Cantù, una favola tutto cuore

Ci sono le storie di campo come quella, la più commovente, di Cantù. La squadra di Sodini - persona da cui tanti dovrebbero prendere esempio per disponibilità, simpatia, empatia con squadra, tifosi e addetti ai lavori -, pur senza arrivare in finale ha compiuto un'impresa sportiva. Dal rischio fallimento dopo mezza stagione all'approdo da underdog alle Final Eight, giocate magistralmente. Cantù ha demolito la corazzata Milano mostrando come cuore, orgoglio e voglia possano avere la meglio su valori tecnici aprioristici e soprattutto budget e ha perso con Brescia senza demeritare alcunché. Con il coltello tra i denti, in 7 giocatori e mezzo, la Mia/Red October ha reso fieri i tanti tifosi canturini accorsi a Firenze, già consci di avere un gruppo di ragazzi che danno tutto, ben oltre difficoltà e capacità. Parrillo e Maspero sono i simboli di questo cuore: ragazzi semplici e appassionati, ritrovatisi in Serie A per necessità di altri ma che stanno sfruttando l'occasione della vita come meglio non si potrebbe. Cantù è la vincitrice morale del trofeo.

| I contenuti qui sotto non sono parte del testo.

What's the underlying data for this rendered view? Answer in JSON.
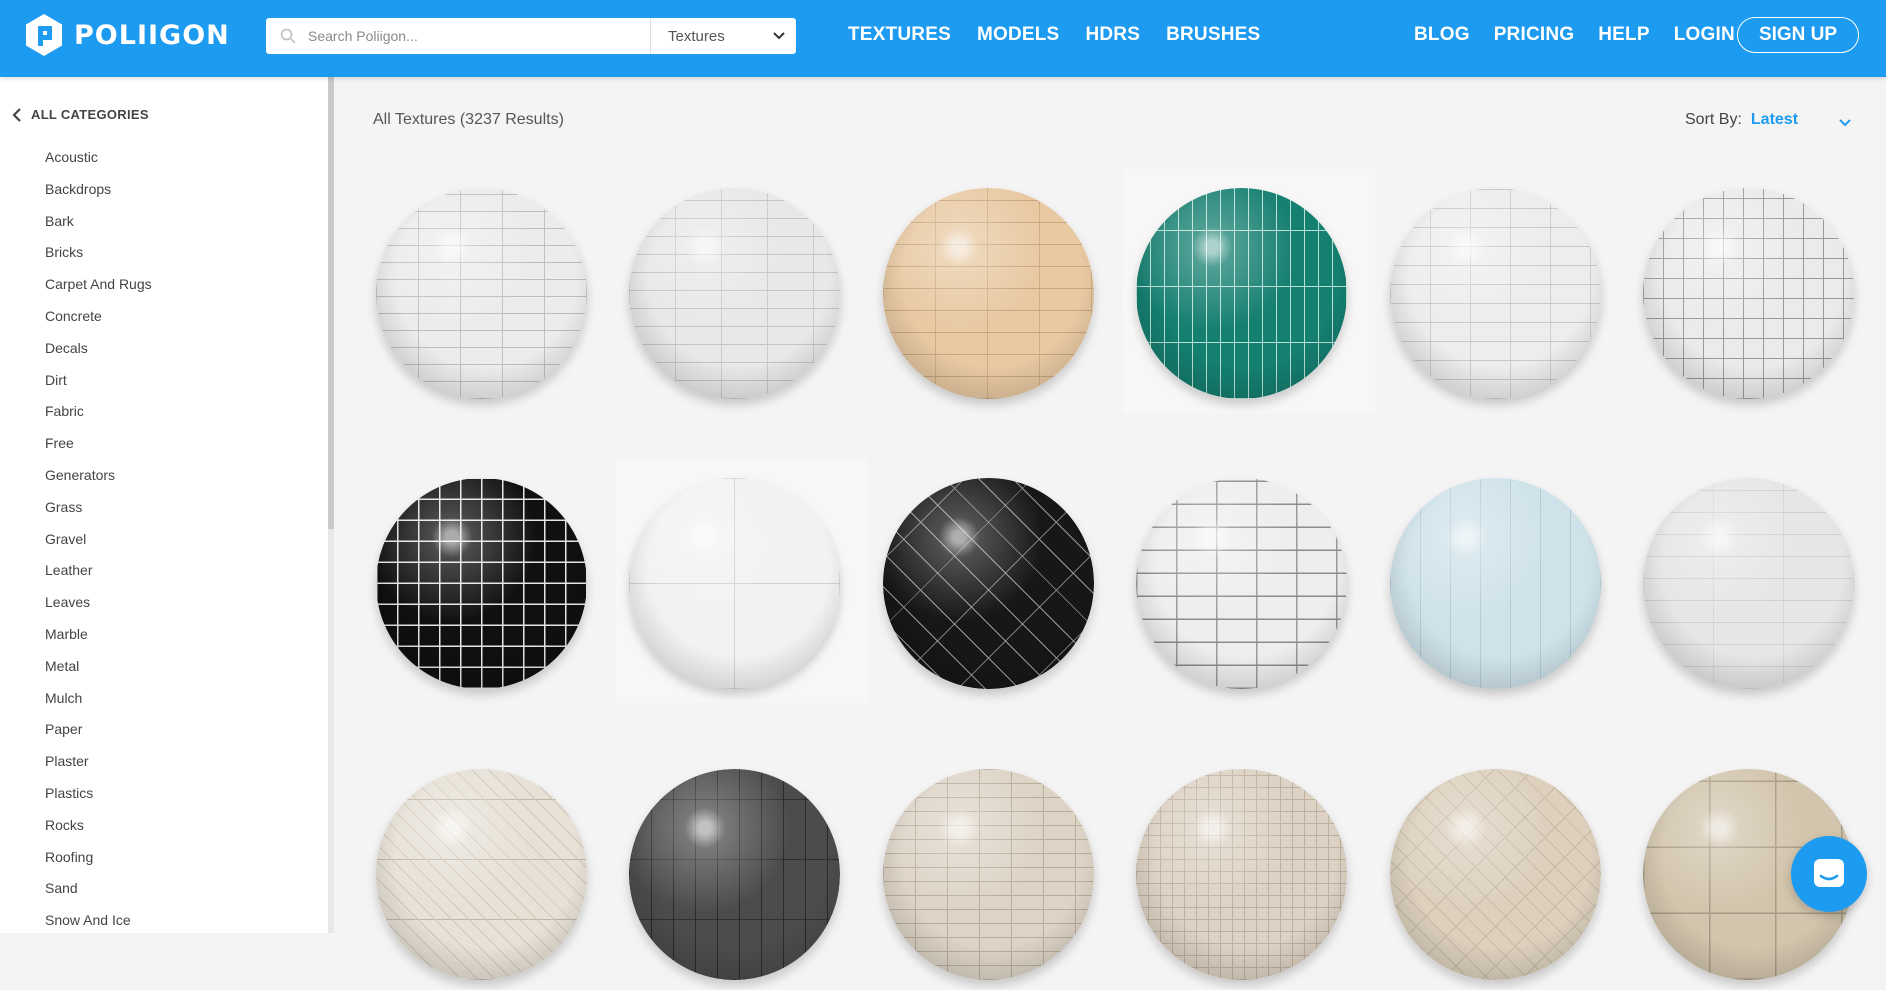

Torino e una magia fuori programma

La FIAT è arrivata a Firenze tra mille problemi e se ne va con una coppa in più e rinnovata autostima. Tanto merito va all'architetto, Paolo Galbiati: catapultato in una realtà nuova in un clima di confusione totale, tra malumori in spogliatoio e in società dove la dirigenza è stata criticata aspramente anche dalle frange più fedeli del tifo, il 33enne di Concorezzo ha saputo immergersi nell'avventura con personalità e dopo due settimane di apnea ne è uscito con 4 vittorie su 4 e la Coppa Italia. Non battezziamolo già “fenomeno”, sarebbe un errore, ma certamente ha un ruolo importante in questa vittoria. Impossibile non citare poi la passione e dedizione di Peppe Poeta, capitano che a 32 anni vince per la prima volta, collante di un gruppo dove spiccano l'esperienza di Sasha Vujacic e la costanza di Deron Washington e dove l'ultimo arrivato, Vander Blue, riesce a ergersi a protagonista nelle sue prime 3 uscite e conquistare anche il titolo di MVP della finale.

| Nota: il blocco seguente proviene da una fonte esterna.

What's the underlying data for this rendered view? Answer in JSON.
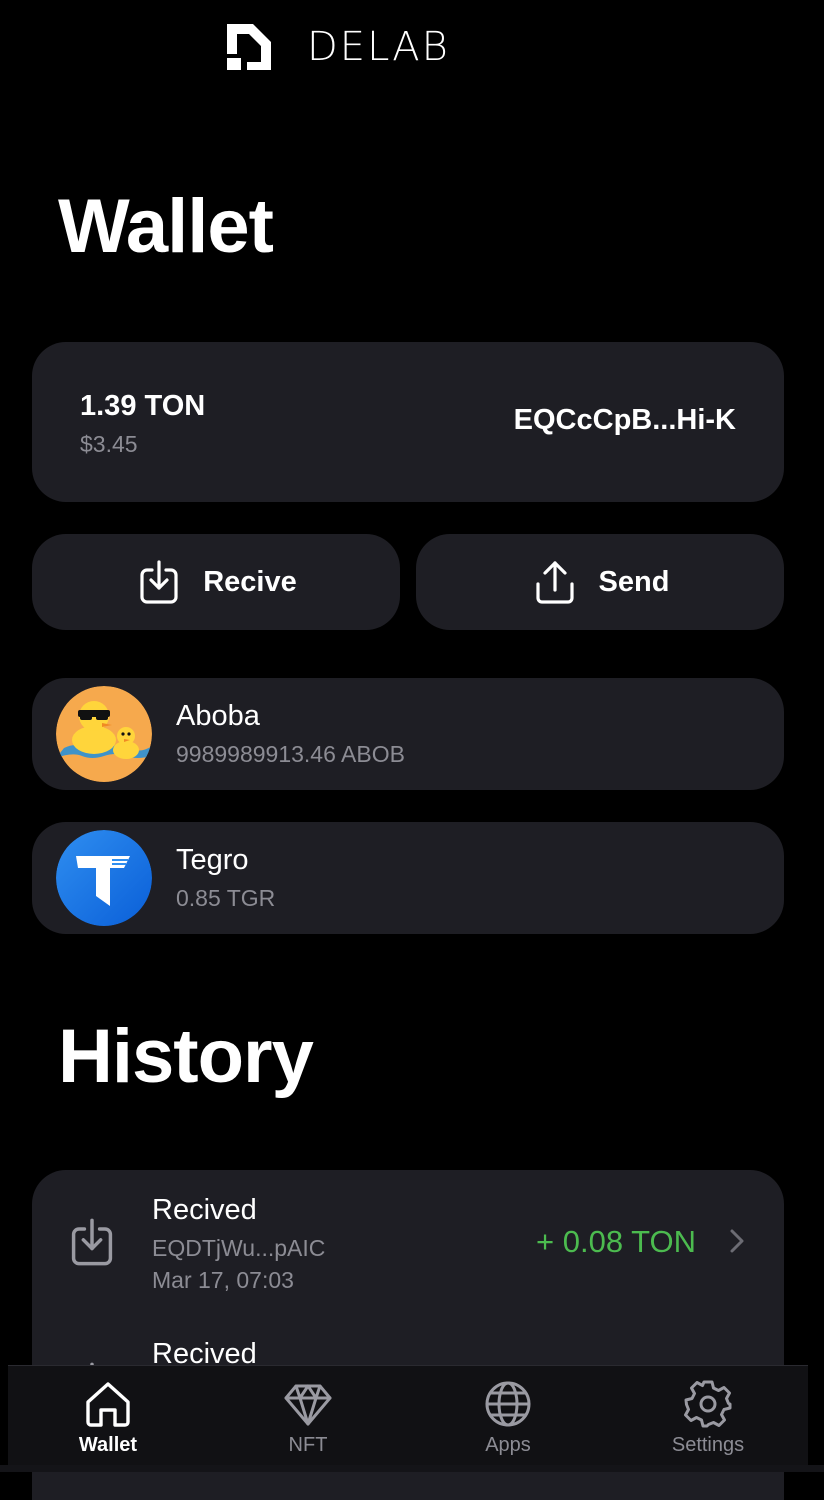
{
  "app": {
    "brand": "DELAB"
  },
  "wallet": {
    "title": "Wallet",
    "balance": "1.39 TON",
    "balance_usd": "$3.45",
    "address": "EQCcCpB...Hi-K"
  },
  "actions": {
    "receive_label": "Recive",
    "send_label": "Send"
  },
  "tokens": [
    {
      "name": "Aboba",
      "balance": "9989989913.46 ABOB",
      "icon": "aboba-duck-icon"
    },
    {
      "name": "Tegro",
      "balance": "0.85 TGR",
      "icon": "tegro-logo-icon"
    }
  ],
  "history": {
    "title": "History",
    "items": [
      {
        "type": "Recived",
        "address": "EQDTjWu...pAIC",
        "date": "Mar 17, 07:03",
        "amount": "+ 0.08 TON"
      },
      {
        "type": "Recived"
      }
    ]
  },
  "tabs": [
    {
      "label": "Wallet",
      "icon": "home-icon",
      "active": true
    },
    {
      "label": "NFT",
      "icon": "diamond-icon"
    },
    {
      "label": "Apps",
      "icon": "globe-icon"
    },
    {
      "label": "Settings",
      "icon": "gear-icon"
    }
  ],
  "colors": {
    "background": "#000000",
    "card": "#1e1e24",
    "muted": "#8c8c94",
    "positive": "#4cbb4f"
  }
}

Brescia, lo snodo chiave della stagione

La Leonessa esce ferita, sconfitta nel finale di un cammino che si preannunciava trionfante dopo la prima parte di stagione, ma comunque tronfia di consapevolezza. Il nucleo costruito da Andrea Diana e Alessandro Magro nella passata stagione e ben puntellato in questa con le addizioni di due veterani come Brian Sacchetti e Ben Ortner, ha avuto, e forse un po' sprecato, l'occasione di rendere storica una pagina della pallacanestro a Brescia. Ma se è vero che la delusione può destabilizzare dopo aver corso 4 mesi per puntare a questo obiettivo, è altrettanto vero che la Germani può pensare positivo perché si è confermata a tutti gli effetti come una delle realtà più belle e futuribili del campionato italiano. E non ci stancheremo mai di apprezzare il pubblico bresciano, che come un anno fa a Rimini è sceso in massa e con la sua verace passione, mai contro e sempre pro, ha colorato il Mandela Forum per tutta la Final Eight.

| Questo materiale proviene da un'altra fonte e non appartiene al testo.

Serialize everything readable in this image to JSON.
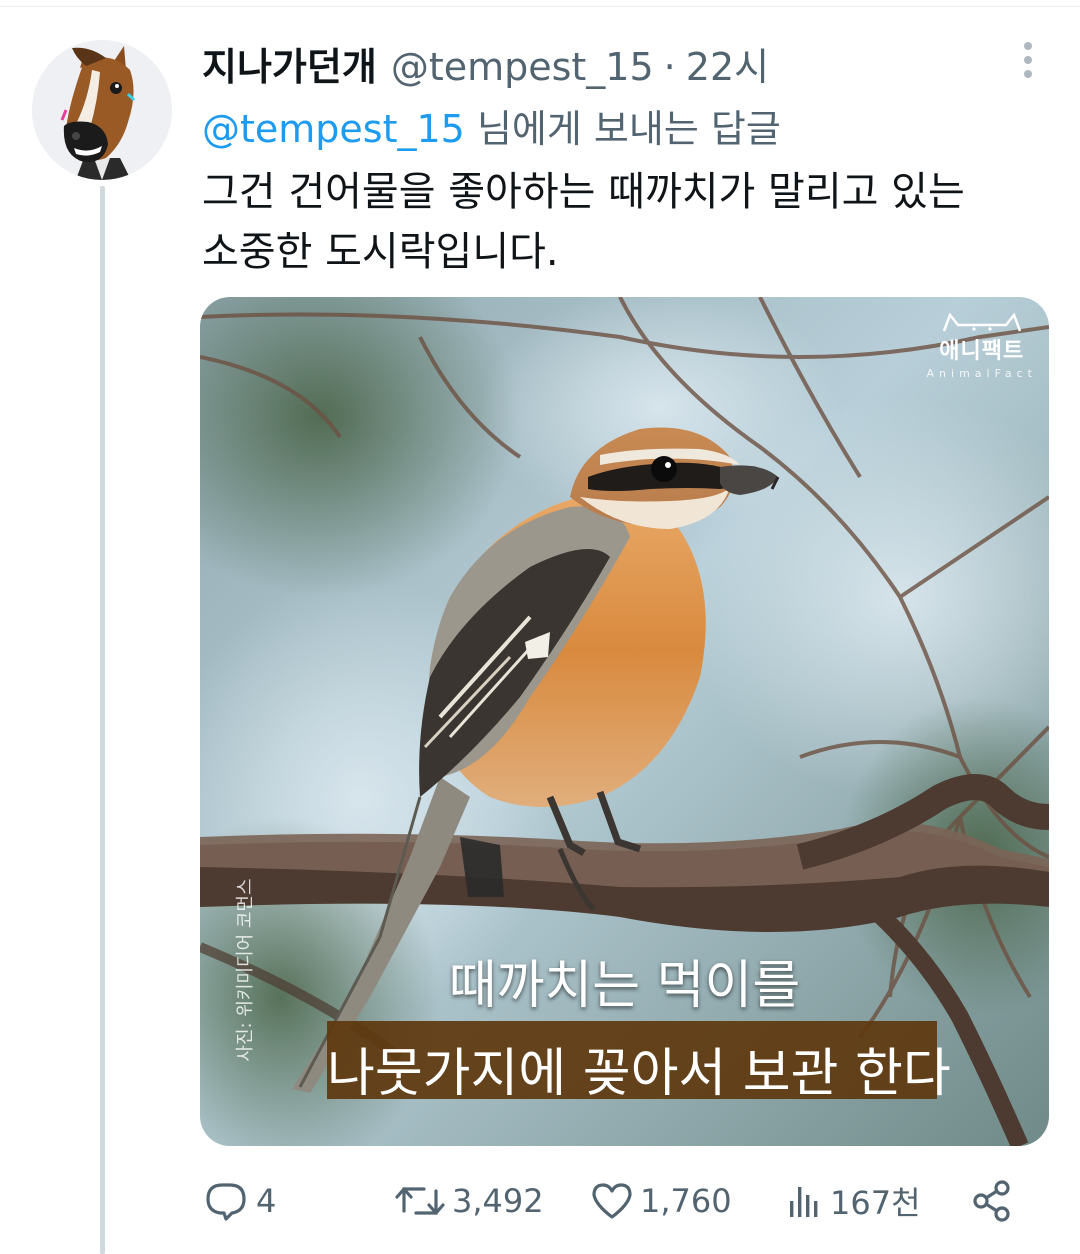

Milano, Avellino e una coppa approcciata non da "grandi"

Infine le grandi deluse, Milano e Avellino. Corazzate che a Firenze avrebbero dovuto sbaragliare la concorrenza e trovarsi in finale senza grosse difficoltà, si sono fermate al primo ostacolo. Per l'Olimpia, già delusa dalla stagione europea, la sconfitta nel derby con Cantù è stata un grosso smacco e la sensazione più preoccupante è che questa coppa non fosse “da vincere”. Questo sorprende da parte di una società che, con il budget nettamente superiore a tutte le concorrenti, dovrebbe puntare a conquistare ogni partita e ogni trofeo che disputa. Ora non ha scusanti e dovrà raggiungere lo scudetto, ma si sa che vincere aiuta a vincere e il flop di Firenze potrebbe avere ripercussioni a lungo termine. Simile la storia per Avellino, che ha chinato il capo di fronte alla Cenerentola Cremona, in “viaggio premio” a Firenze ma decisamente più spigliata e desiderosa di regalarsi una gioia. In misura minore rispetto all'Olimpia Milano, ma anche la Sidigas ha pressioni in chiave scudetto, perché in quanto a roster è secondo (forse) solo a quello dell'EA7. Sacripanti sa che deve arrivare in fondo, pena una possibile rivoluzione tecnica a fine stagione.